What I've been reading

1. Sunil S. Amrith, Crossing the Bay of Bengal: The Furies of Nature and the Fortunes of Migrants.  Not thrilling, but a well-informed, readable book, full of good information, about a part of the world which is growing in importance rapidly.

2. Richard Bauckham, Jesus and the Eyewitnesses: The Gospels as Eyewitness Testimony.  This is a remarkably good, serious, detailed, and documented work on what we (possibly) know about the Gospels, if we read them through the lens of being eyewitness testimony.  Anyone interested in The New Testament should read this book.

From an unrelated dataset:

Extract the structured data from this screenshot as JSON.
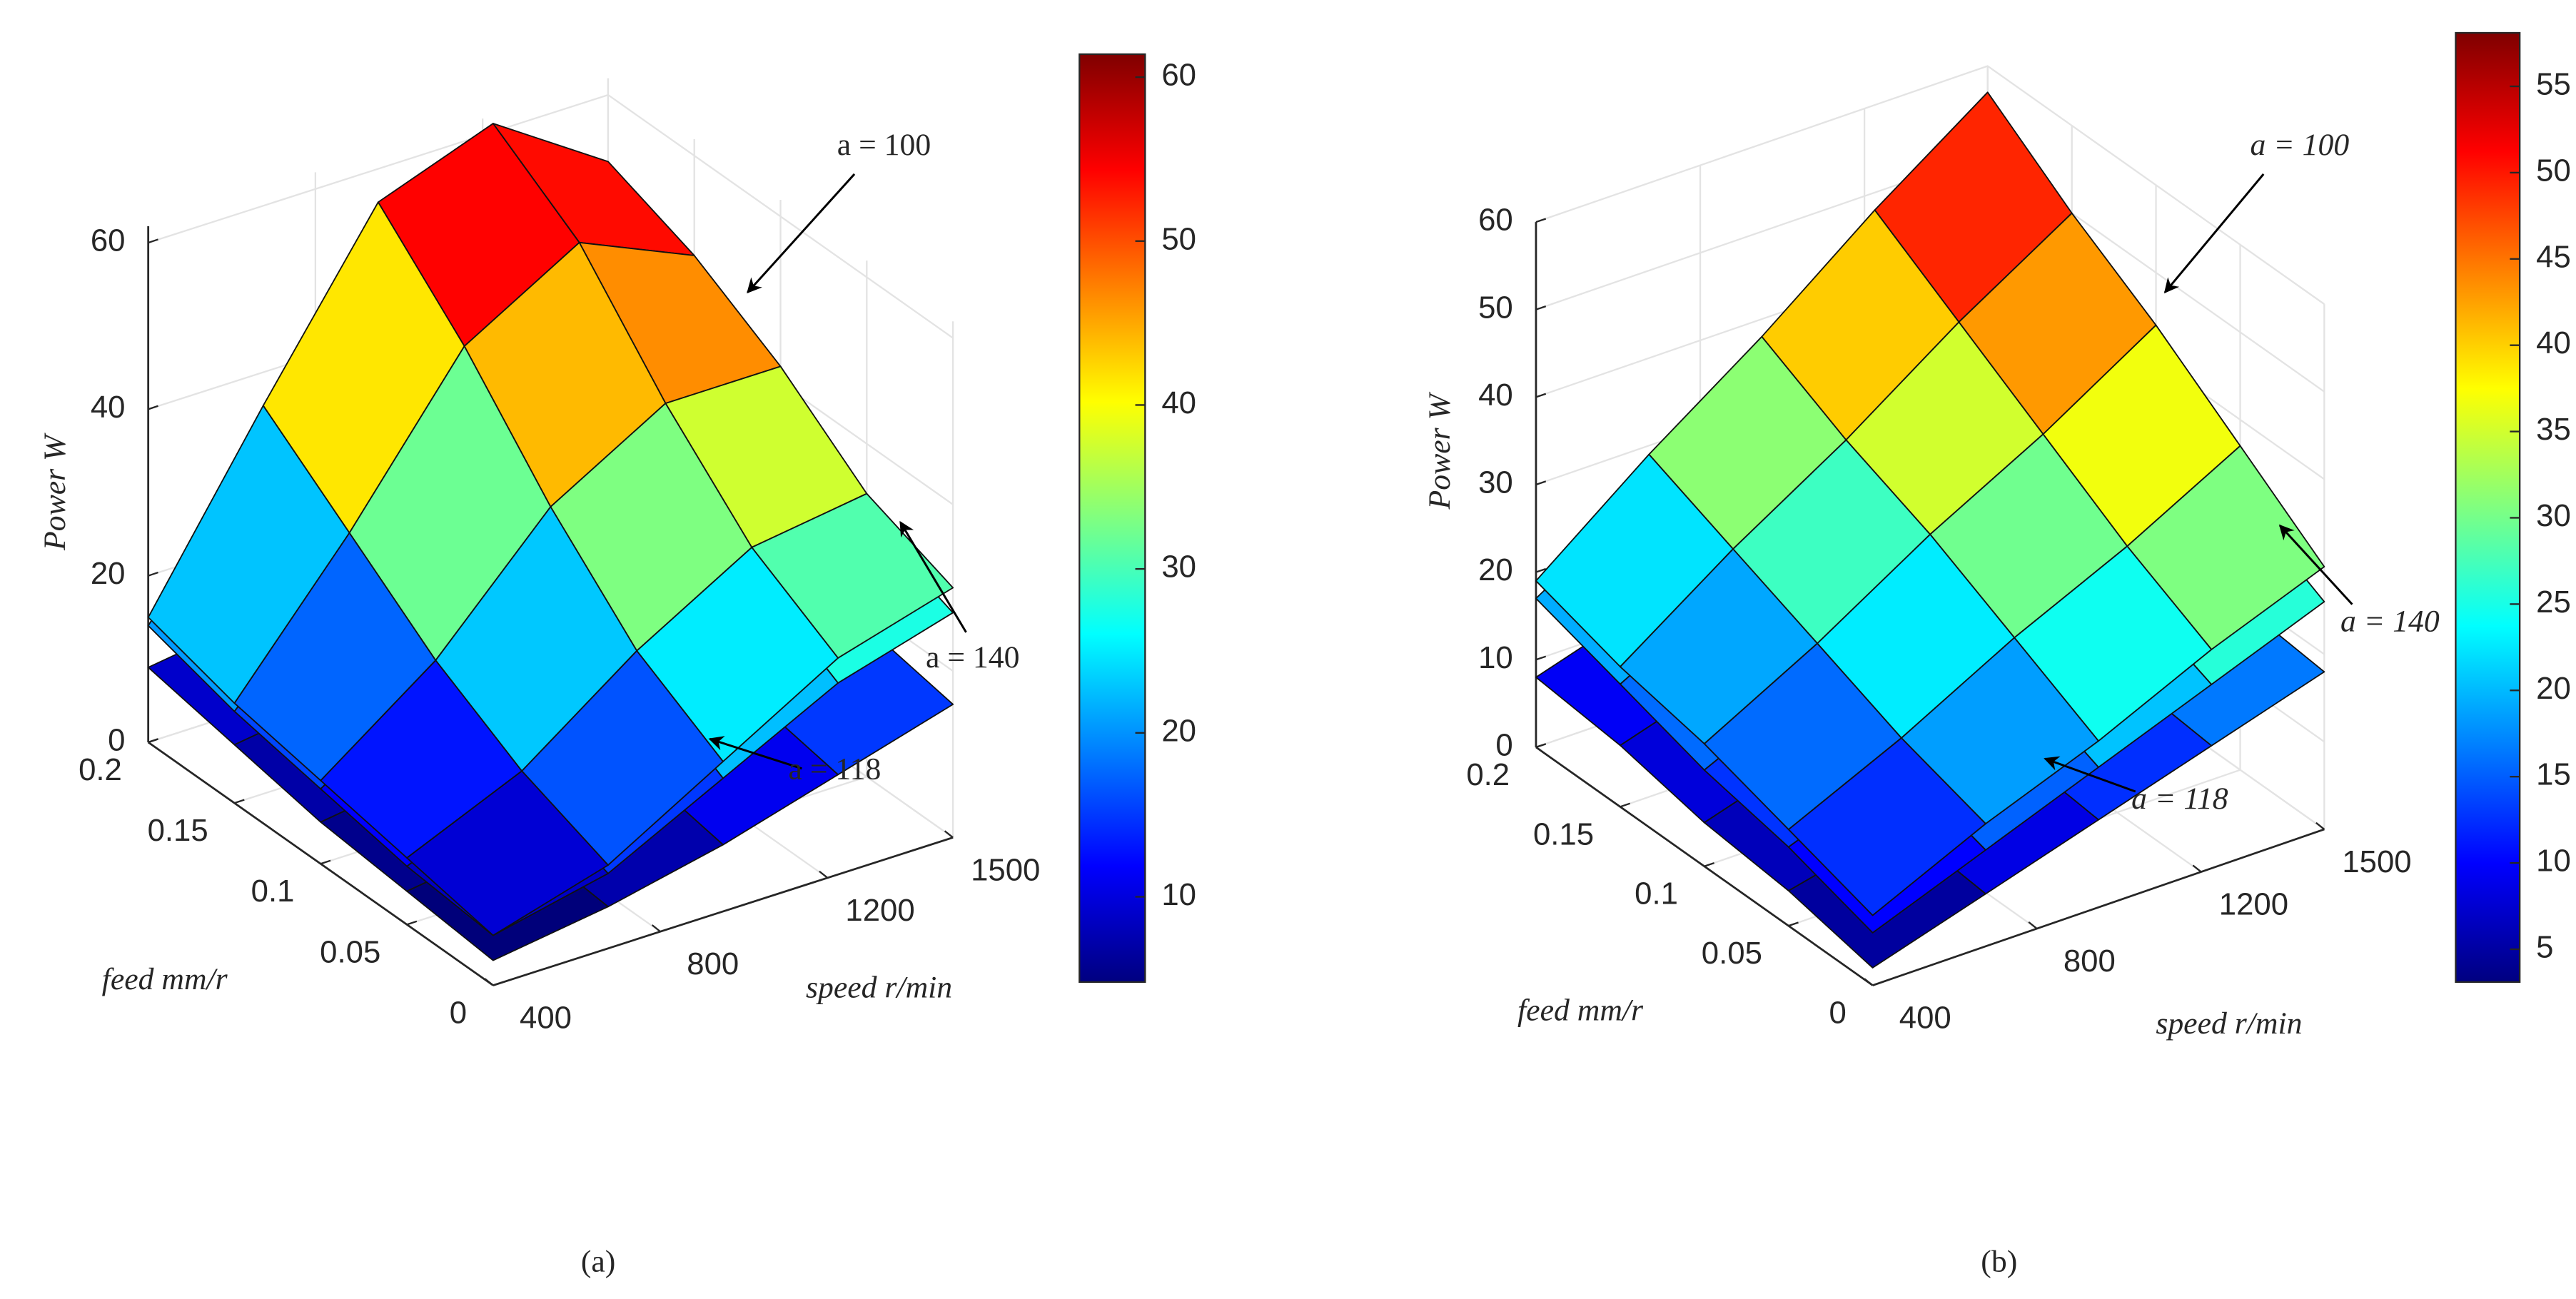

3. Lara Feigel, The Love-Charm of Bombs: Restless Lives in the Second World War.  This book chronicles some fairly intense love affairs, albeit in an intellectual sort of way.

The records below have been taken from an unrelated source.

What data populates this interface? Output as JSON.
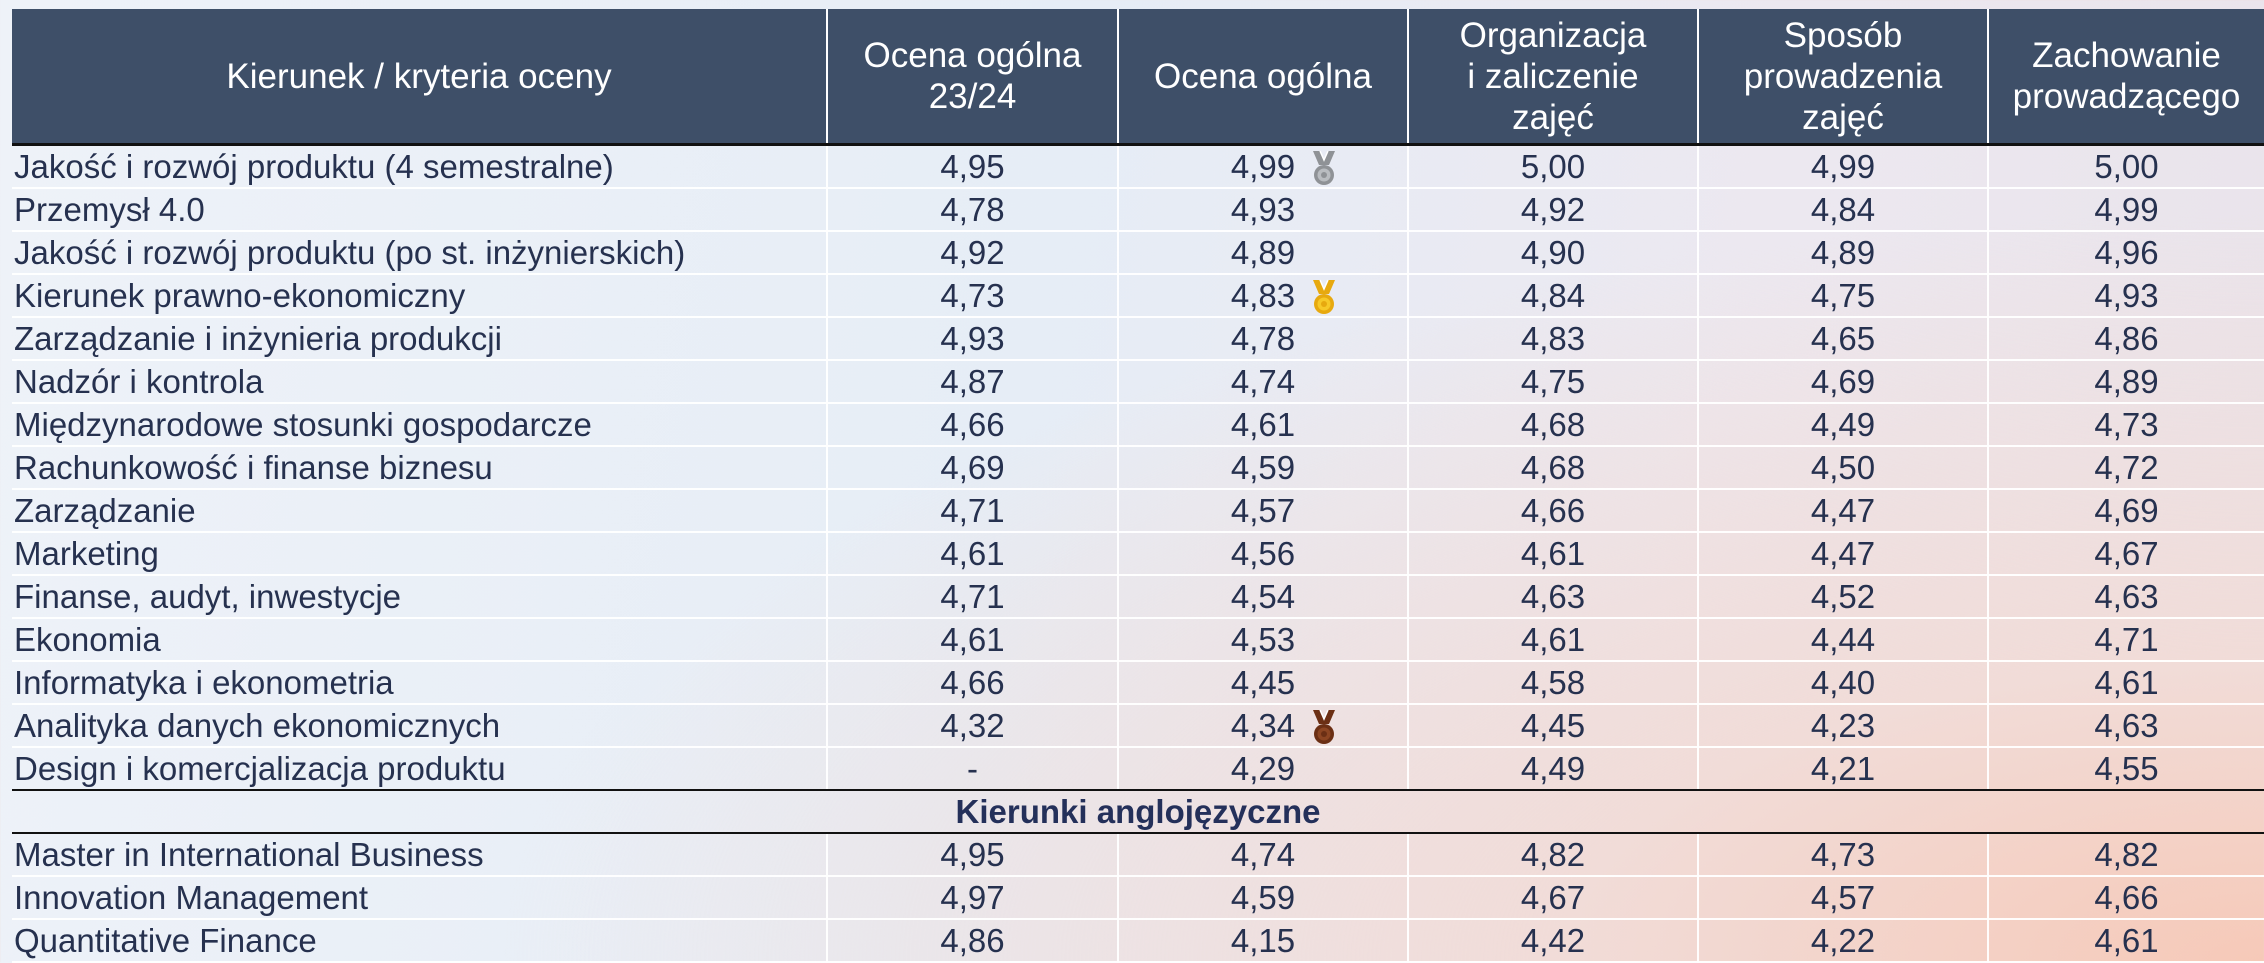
{
  "header": {
    "columns": [
      [
        "Kierunek / kryteria oceny"
      ],
      [
        "Ocena ogólna",
        "23/24"
      ],
      [
        "Ocena ogólna"
      ],
      [
        "Organizacja",
        "i zaliczenie",
        "zajęć"
      ],
      [
        "Sposób",
        "prowadzenia",
        "zajęć"
      ],
      [
        "Zachowanie",
        "prowadzącego"
      ]
    ]
  },
  "table": {
    "groups": [
      {
        "rows": [
          {
            "cells": [
              "Jakość i rozwój produktu (4 semestralne)",
              "4,95",
              "4,99",
              "5,00",
              "4,99",
              "5,00"
            ],
            "medal": "silver"
          },
          {
            "cells": [
              "Przemysł 4.0",
              "4,78",
              "4,93",
              "4,92",
              "4,84",
              "4,99"
            ]
          },
          {
            "cells": [
              "Jakość i rozwój produktu (po st. inżynierskich)",
              "4,92",
              "4,89",
              "4,90",
              "4,89",
              "4,96"
            ]
          },
          {
            "cells": [
              "Kierunek prawno-ekonomiczny",
              "4,73",
              "4,83",
              "4,84",
              "4,75",
              "4,93"
            ],
            "medal": "gold"
          },
          {
            "cells": [
              "Zarządzanie i inżynieria produkcji",
              "4,93",
              "4,78",
              "4,83",
              "4,65",
              "4,86"
            ]
          },
          {
            "cells": [
              "Nadzór i kontrola",
              "4,87",
              "4,74",
              "4,75",
              "4,69",
              "4,89"
            ]
          },
          {
            "cells": [
              "Międzynarodowe stosunki gospodarcze",
              "4,66",
              "4,61",
              "4,68",
              "4,49",
              "4,73"
            ]
          },
          {
            "cells": [
              "Rachunkowość i finanse biznesu",
              "4,69",
              "4,59",
              "4,68",
              "4,50",
              "4,72"
            ]
          },
          {
            "cells": [
              "Zarządzanie",
              "4,71",
              "4,57",
              "4,66",
              "4,47",
              "4,69"
            ]
          },
          {
            "cells": [
              "Marketing",
              "4,61",
              "4,56",
              "4,61",
              "4,47",
              "4,67"
            ]
          },
          {
            "cells": [
              "Finanse, audyt, inwestycje",
              "4,71",
              "4,54",
              "4,63",
              "4,52",
              "4,63"
            ]
          },
          {
            "cells": [
              "Ekonomia",
              "4,61",
              "4,53",
              "4,61",
              "4,44",
              "4,71"
            ]
          },
          {
            "cells": [
              "Informatyka i ekonometria",
              "4,66",
              "4,45",
              "4,58",
              "4,40",
              "4,61"
            ]
          },
          {
            "cells": [
              "Analityka danych ekonomicznych",
              "4,32",
              "4,34",
              "4,45",
              "4,23",
              "4,63"
            ],
            "medal": "bronze"
          },
          {
            "cells": [
              "Design i komercjalizacja produktu",
              "-",
              "4,29",
              "4,49",
              "4,21",
              "4,55"
            ]
          }
        ]
      },
      {
        "title": "Kierunki anglojęzyczne",
        "rows": [
          {
            "cells": [
              "Master in International Business",
              "4,95",
              "4,74",
              "4,82",
              "4,73",
              "4,82"
            ]
          },
          {
            "cells": [
              "Innovation Management",
              "4,97",
              "4,59",
              "4,67",
              "4,57",
              "4,66"
            ]
          },
          {
            "cells": [
              "Quantitative Finance",
              "4,86",
              "4,15",
              "4,42",
              "4,22",
              "4,61"
            ]
          }
        ]
      }
    ]
  }
}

4. Jonathan Franzen, editor, The Kraus Project.  The Karl Kraus texts in German are energetically written, but one remembers how cantankerous and idiosyncratic he was.  The Kraus translated into English doesn’t work and probably the works are untranslatable.  The Franzen in English is cringe-worthy.  The Michael Hofmann review in TNYRB is one of the best book reviews I have read, ever, gated here.

Arrived in my pile are:

5. Brigitte Granville, Remembering Inflation, and

6. Dwight H. Perkins, East Asian Development: Foundations and Strategies.